Une histoire vieille de six mille ans

Le sociologue Jean Foyer rappelle les liens ancestraux qui existent entre le maïs et la société mexicaine. Et dénonce une fuite en avant technologique au détriment d’une réflexion sur la diversité.

Marie Massenet  • 19 novembre 2009 abonné·es

Le maïs n’existerait pas sans le travail de générations de paysans. Il vient de la domestication d’une plante, le téosinte, qui donne plusieurs petits épis de quelques graines. Planté et sélectionné depuis au moins six mille ans par les civilisations méso-américaines, le maïs est devenu cette plante géante, offrant un épi unique d’environ 25 cm, incapable de se reproduire sans l’intervention humaine. Les milliers de variétés présentes au Mexique, adaptées à des zones différentes et à des utilisations alimentaires spécifiques, sont le fruit d’une sélection et d’une évolution constante, à l’origine d’une biodiversité exceptionnelle.
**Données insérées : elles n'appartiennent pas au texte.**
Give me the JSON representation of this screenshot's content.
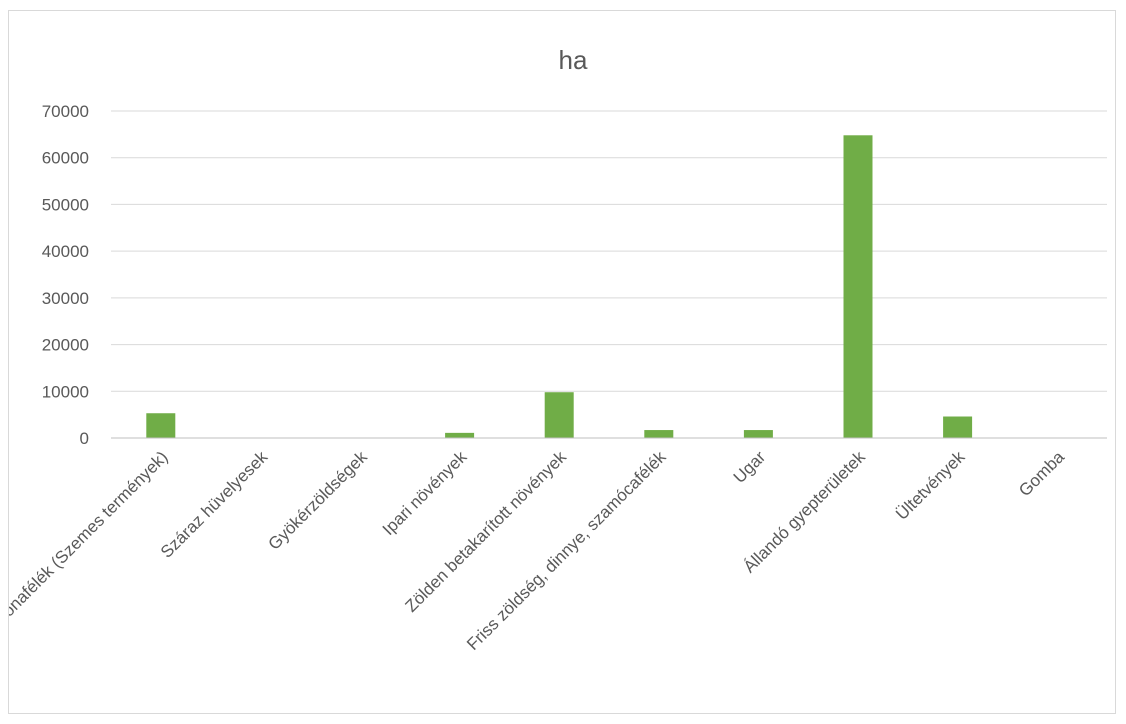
{
  "chart_data": {
    "type": "bar",
    "title": "ha",
    "xlabel": "",
    "ylabel": "",
    "categories": [
      "Gabonafélék (Szemes termények)",
      "Száraz hüvelyesek",
      "Gyökérzöldségek",
      "Ipari növények",
      "Zölden betakarított növények",
      "Friss zöldség, dinnye, szamócafélék",
      "Ugar",
      "Állandó gyepterületek",
      "Ültetvények",
      "Gomba"
    ],
    "values": [
      5300,
      0,
      0,
      1100,
      9800,
      1700,
      1700,
      64800,
      4600,
      0
    ],
    "ylim": [
      0,
      70000
    ],
    "yticks": [
      "0",
      "10000",
      "20000",
      "30000",
      "40000",
      "50000",
      "60000",
      "70000"
    ],
    "grid": true,
    "legend": "none",
    "colors": {
      "bar": "#70ad47",
      "text": "#595959",
      "grid": "#d9d9d9"
    }
  }
}
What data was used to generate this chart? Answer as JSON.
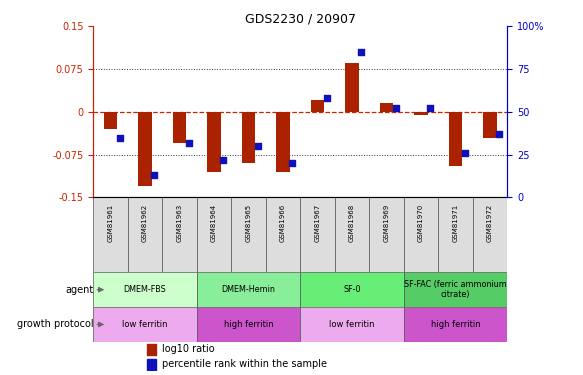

Pour la plupart des cultures méso-­américaines, le maïs demeure une plante sacrée. Et comme le démontre le sociologue Jean Foyer, de l’École des hautes études en sciences sociales, auteur d’une thèse sur les controverses autour des biotechnologies au Mexique [^2], de la même manière que la plupart des scientifiques ont du mal à concevoir la sacralisation d’une plante, la plupart des ­peuples indigènes mexicains ne peuvent envisager la marchandisation des gènes d’une divinité. « Entre, d’un côté, un maïs réduit à un assemblage de molécules recombinables et commercialisables, et, de ­l’autre, un maïs littéralement divinisé, c’est toute la gamme de rapports entre nature et société qui est visible » , résume Jean Foyer. Pour lui, « le choc maïs transgénique versus maïs local » représente « la cristallisation d’un choc beaucoup plus fondamental entre les différents Mexique qui cohabitent ».
Et d’ajouter : « D’un point de vue personnel, je pense qu’il y a bien moins à gagner dans la fuite en avant techno-économique que dans le retour réflexif sur la diversité et la richesse biologiques et culturelles liée au maïs. »

[^2]: À paraître aux PUF en mars 2010.